Carlos Nobre – De 1979 até 2021, em praticamente todo o sul da Amazônia, a estação seca já aumentou de 4 a 5 semanas, sendo 5 semanas nas áreas mais desmatadas. Isso se deve a dois fenômenos que atuam em sinergia. O primeiro é o aquecimento global, que está induzindo uma maior frequência de secas extremas na Amazônia, ocorrendo agora mais de duas vezes a cada década, como em 2005, 2010, 2015, 2016 e 2020. Essa seca mais intensa contribui para uma duração maior do período de estiagem.
Junto com isso, nessa área enorme de quase 2 mil quilômetros quadrados ao sul da Amazônia o desmatamento está bastante avançado, e as pastagens que hoje substituem a floresta reciclam muito menos água. Como a floresta recicla muita água na estação seca, isto é, joga muito vapor de água na atmosfera, a própria floresta criava as condições de umidade para o início da temporada de chuvas. A soma do desmatamento e maior frequência de secas extremas é a explicação para o atraso da estação chuvosa na Amazônia.
O atraso da estação chuvosa está aumentando em média uma semana por década. A temporada de estiagem amazônica que durava de 3 a 4 meses, e hoje é de 4 a 5 meses, será de 5 a 6 meses em algumas décadas. Uma seca que dura de 5 a 6 meses é exatamente o clima do Cerrado. É impossível manter uma floresta tropical, um ecossistema de dossel fechado [com copas de árvores densas e altas que mantém o solo molhado e protegido da luz] se a estiagem é tão longa. A formação de um novo ecossistema degradado de dossel aberto, com poucas árvores, muitas gramíneas e arbustos é para onde estamos caminhando.
Muitos pesquisadores estão chamando atenção também para outro indicador: a mortalidade precoce de árvores grandes. Como os cientistas detectam esse fenômeno e com qual confiança?
Há um grupo de cientistas, muitos deles da área de botânica, que criou nos anos de 1980 o projeto Rainfor. Essa iniciativa seleciona uma área de 1 hectare e meio na floresta e mapeia todas as árvores que existem ali. Há mais de 100 pontos como este em todas as regiões da Amazônia, e eles medem também todas as árvores com mais de 15 cm de diâmetro. A cada dois anos, eles conferem tudo o que aconteceu – se uma árvore está retirando carbono da atmosfera, ou seja, se está crescendo aumentando sua biomassa, todas as árvores que mudaram de porte e também todas as que morreram nesse período. Todas as florestas do mundo passam por medições como estas atualmente.
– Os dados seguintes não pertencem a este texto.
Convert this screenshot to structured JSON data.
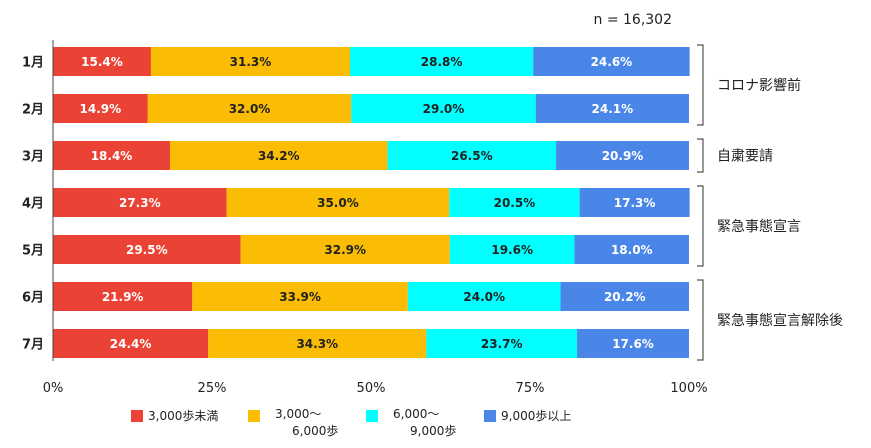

O que eles viram nessas últimas décadas em toda a Amazônia, mas principalmente na parte sul da floresta e onde as estiagem já está mais longa: mortalidade maior de árvores típicas do clima amazônico, enquanto espécies que ocorrem tanto na Amazônia, como no Cerrado sobrevivem. Isso está acontecendo porque as árvores do Cerrado evoluíram para serem resilientes a secas prolongadas e queimadas, e as da Amazônia não.
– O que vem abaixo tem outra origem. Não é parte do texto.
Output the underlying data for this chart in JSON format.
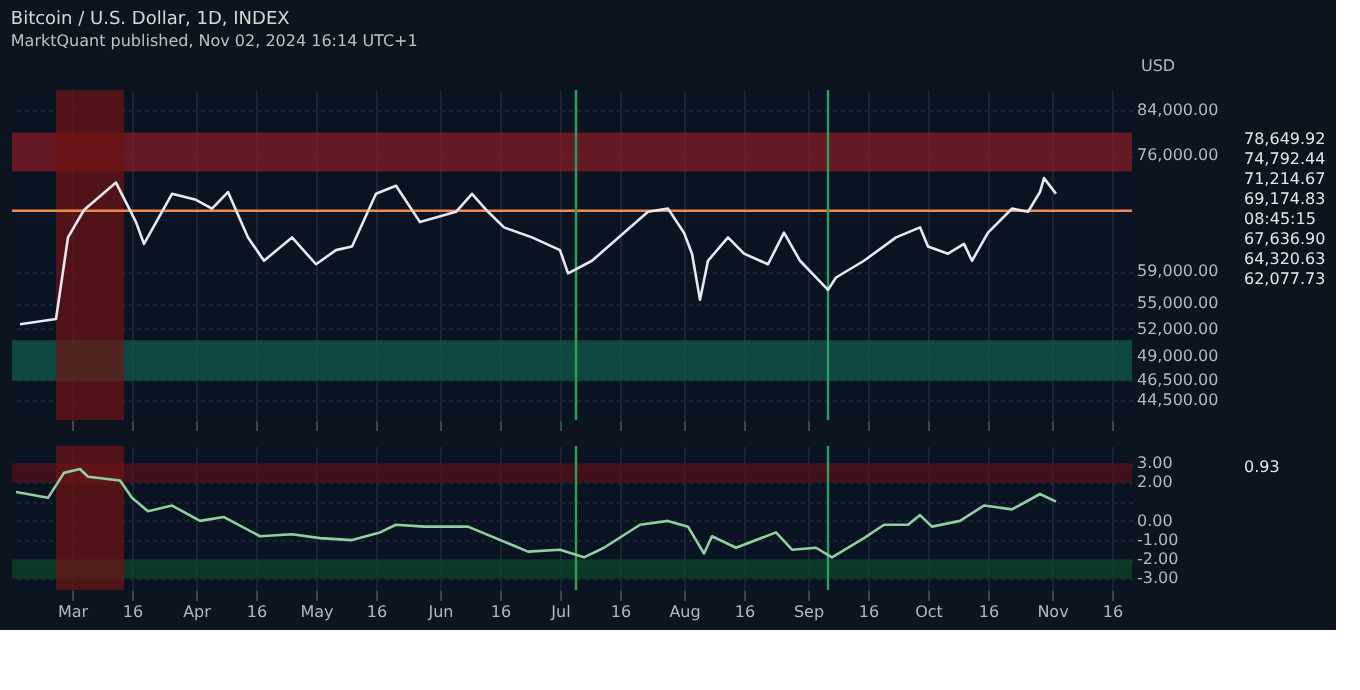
{
  "chart_data": [
    {
      "type": "line",
      "title": "Bitcoin / U.S. Dollar, 1D, INDEX",
      "subtitle": "MarktQuant published, Nov 02, 2024 16:14 UTC+1",
      "ylabel": "USD",
      "series": [
        {
          "color": "#e8e8f0",
          "x": [
            "2024-02-17",
            "2024-02-26",
            "2024-02-29",
            "2024-03-04",
            "2024-03-12",
            "2024-03-17",
            "2024-03-19",
            "2024-03-26",
            "2024-04-01",
            "2024-04-05",
            "2024-04-09",
            "2024-04-14",
            "2024-04-18",
            "2024-04-25",
            "2024-05-01",
            "2024-05-06",
            "2024-05-10",
            "2024-05-16",
            "2024-05-21",
            "2024-05-27",
            "2024-06-05",
            "2024-06-09",
            "2024-06-13",
            "2024-06-17",
            "2024-06-24",
            "2024-07-01",
            "2024-07-03",
            "2024-07-09",
            "2024-07-17",
            "2024-07-23",
            "2024-07-28",
            "2024-08-01",
            "2024-08-03",
            "2024-08-05",
            "2024-08-07",
            "2024-08-12",
            "2024-08-16",
            "2024-08-22",
            "2024-08-26",
            "2024-08-30",
            "2024-09-06",
            "2024-09-08",
            "2024-09-15",
            "2024-09-23",
            "2024-09-29",
            "2024-10-01",
            "2024-10-06",
            "2024-10-10",
            "2024-10-12",
            "2024-10-16",
            "2024-10-22",
            "2024-10-26",
            "2024-10-29",
            "2024-10-30",
            "2024-11-02"
          ],
          "values": [
            52540,
            53140,
            63520,
            67440,
            71610,
            65680,
            62620,
            69870,
            68960,
            67640,
            70140,
            63520,
            60360,
            63520,
            59900,
            61780,
            62260,
            69870,
            71110,
            65680,
            67180,
            69870,
            67180,
            64930,
            63520,
            61780,
            58720,
            60360,
            64180,
            67180,
            67640,
            64180,
            61300,
            55440,
            60360,
            63520,
            61300,
            59900,
            64180,
            60360,
            56640,
            58190,
            60360,
            63520,
            64930,
            62260,
            61300,
            62620,
            60360,
            64180,
            67640,
            67180,
            70140,
            72310,
            69870
          ]
        }
      ],
      "xlim": [
        "2024-02-15",
        "2024-11-21"
      ],
      "xticks": [
        "2024-03-01",
        "2024-03-16",
        "2024-04-01",
        "2024-04-16",
        "2024-05-01",
        "2024-05-16",
        "2024-06-01",
        "2024-06-16",
        "2024-07-01",
        "2024-07-16",
        "2024-08-01",
        "2024-08-16",
        "2024-09-01",
        "2024-09-16",
        "2024-10-01",
        "2024-10-16",
        "2024-11-01",
        "2024-11-16"
      ],
      "ylim": [
        42620,
        87660
      ],
      "log": true,
      "yticks": [
        {
          "value": 44500,
          "label": "44,500.00"
        },
        {
          "value": 46500,
          "label": "46,500.00"
        },
        {
          "value": 49000,
          "label": "49,000.00"
        },
        {
          "value": 52000,
          "label": "52,000.00"
        },
        {
          "value": 55000,
          "label": "55,000.00"
        },
        {
          "value": 59000,
          "label": "59,000.00"
        },
        {
          "value": 76000,
          "label": "76,000.00"
        },
        {
          "value": 84000,
          "label": "84,000.00"
        }
      ],
      "grid": true,
      "tick_labels": "y",
      "bands": [
        {
          "axis": "y",
          "from": 73340,
          "to": 79870,
          "color": "#8b1c24"
        },
        {
          "axis": "y",
          "from": 46430,
          "to": 50740,
          "color": "#0f5e50"
        },
        {
          "axis": "x",
          "from": "2024-02-26",
          "to": "2024-03-14",
          "color": "#6e1414"
        }
      ],
      "ref_lines": [
        {
          "axis": "y",
          "value": 67340,
          "color": "#f08a4b"
        },
        {
          "axis": "x",
          "value": "2024-07-05",
          "color": "#2e9e5a"
        },
        {
          "axis": "x",
          "value": "2024-09-06",
          "color": "#2e9e5a"
        }
      ],
      "annotations": [
        "78,649.92",
        "74,792.44",
        "71,214.67",
        "69,174.83",
        "08:45:15",
        "67,636.90",
        "64,320.63",
        "62,077.73"
      ]
    },
    {
      "type": "line",
      "series": [
        {
          "color": "#8fcfa0",
          "x": [
            "2024-02-16",
            "2024-02-24",
            "2024-02-28",
            "2024-03-03",
            "2024-03-05",
            "2024-03-13",
            "2024-03-16",
            "2024-03-20",
            "2024-03-26",
            "2024-04-02",
            "2024-04-08",
            "2024-04-17",
            "2024-04-25",
            "2024-05-02",
            "2024-05-10",
            "2024-05-17",
            "2024-05-21",
            "2024-05-28",
            "2024-06-08",
            "2024-06-23",
            "2024-07-01",
            "2024-07-07",
            "2024-07-12",
            "2024-07-21",
            "2024-07-28",
            "2024-08-02",
            "2024-08-06",
            "2024-08-08",
            "2024-08-14",
            "2024-08-24",
            "2024-08-28",
            "2024-09-03",
            "2024-09-07",
            "2024-09-15",
            "2024-09-20",
            "2024-09-26",
            "2024-09-29",
            "2024-10-02",
            "2024-10-09",
            "2024-10-15",
            "2024-10-22",
            "2024-10-29",
            "2024-11-02"
          ],
          "values": [
            1.5,
            1.2,
            2.5,
            2.7,
            2.3,
            2.1,
            1.2,
            0.5,
            0.8,
            0,
            0.2,
            -0.8,
            -0.7,
            -0.9,
            -1.0,
            -0.6,
            -0.2,
            -0.3,
            -0.3,
            -1.6,
            -1.5,
            -1.9,
            -1.4,
            -0.2,
            0,
            -0.3,
            -1.7,
            -0.8,
            -1.4,
            -0.6,
            -1.5,
            -1.4,
            -1.9,
            -0.9,
            -0.2,
            -0.2,
            0.3,
            -0.3,
            0,
            0.8,
            0.6,
            1.4,
            1.0
          ]
        }
      ],
      "xlim": [
        "2024-02-15",
        "2024-11-21"
      ],
      "xticks": [
        {
          "value": "2024-03-01",
          "label": "Mar"
        },
        {
          "value": "2024-03-16",
          "label": "16"
        },
        {
          "value": "2024-04-01",
          "label": "Apr"
        },
        {
          "value": "2024-04-16",
          "label": "16"
        },
        {
          "value": "2024-05-01",
          "label": "May"
        },
        {
          "value": "2024-05-16",
          "label": "16"
        },
        {
          "value": "2024-06-01",
          "label": "Jun"
        },
        {
          "value": "2024-06-16",
          "label": "16"
        },
        {
          "value": "2024-07-01",
          "label": "Jul"
        },
        {
          "value": "2024-07-16",
          "label": "16"
        },
        {
          "value": "2024-08-01",
          "label": "Aug"
        },
        {
          "value": "2024-08-16",
          "label": "16"
        },
        {
          "value": "2024-09-01",
          "label": "Sep"
        },
        {
          "value": "2024-09-16",
          "label": "16"
        },
        {
          "value": "2024-10-01",
          "label": "Oct"
        },
        {
          "value": "2024-10-16",
          "label": "16"
        },
        {
          "value": "2024-11-01",
          "label": "Nov"
        },
        {
          "value": "2024-11-16",
          "label": "16"
        }
      ],
      "ylim": [
        -3.6,
        3.9
      ],
      "yticks": [
        {
          "value": 3,
          "label": "3.00"
        },
        {
          "value": 2,
          "label": "2.00"
        },
        {
          "value": 1,
          "label": null
        },
        {
          "value": 0,
          "label": "0.00"
        },
        {
          "value": -1,
          "label": "-1.00"
        },
        {
          "value": -2,
          "label": "-2.00"
        },
        {
          "value": -3,
          "label": "-3.00"
        }
      ],
      "grid": true,
      "bands": [
        {
          "axis": "y",
          "from": 2,
          "to": 3,
          "color": "#5a1018"
        },
        {
          "axis": "y",
          "from": -3,
          "to": -2,
          "color": "#0b4a2a"
        },
        {
          "axis": "x",
          "from": "2024-02-26",
          "to": "2024-03-14",
          "color": "#6e1414"
        }
      ],
      "ref_lines": [
        {
          "axis": "x",
          "value": "2024-07-05",
          "color": "#2e9e5a"
        },
        {
          "axis": "x",
          "value": "2024-09-06",
          "color": "#2e9e5a"
        }
      ],
      "annotations": [
        "0.93"
      ]
    }
  ]
}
É este o processo que faz com que a Amazônia esteja emitindo mais carbono do que absorvendo, como indicam estudos recentes?
É exatamente isso. Um artigo da pesquisadora Luciana Gatti do Inpe [Instituto Nacional de Pesquisas Espaciais], publicado no ano passado pela Nature e do qual eu fui co-autor, mostra que no sul do Pará e norte do Mato Grosso, a floresta já virou uma fonte de carbono. Não estou me referindo às emissões de carbono por fogo, desmatamento e degradação, falo da floresta em si. Isso acontece porque a mortalidade das árvores aumentou muito e a estação seca está agora até 30% mais seca e de 2°C a 3°C mais quente. A soma desses três fatores faz com que a floresta esteja perdendo mais carbono do que consegue absorver naquelas regiões analisadas, que estão mesmo na véspera do ponto de não retorno.
Uma das formas que o senhor tem indicado para reverter este quadro é um plano de desenvolvimento para a floresta, batizado de Amazônia 4.0. O que já é concreto neste projeto?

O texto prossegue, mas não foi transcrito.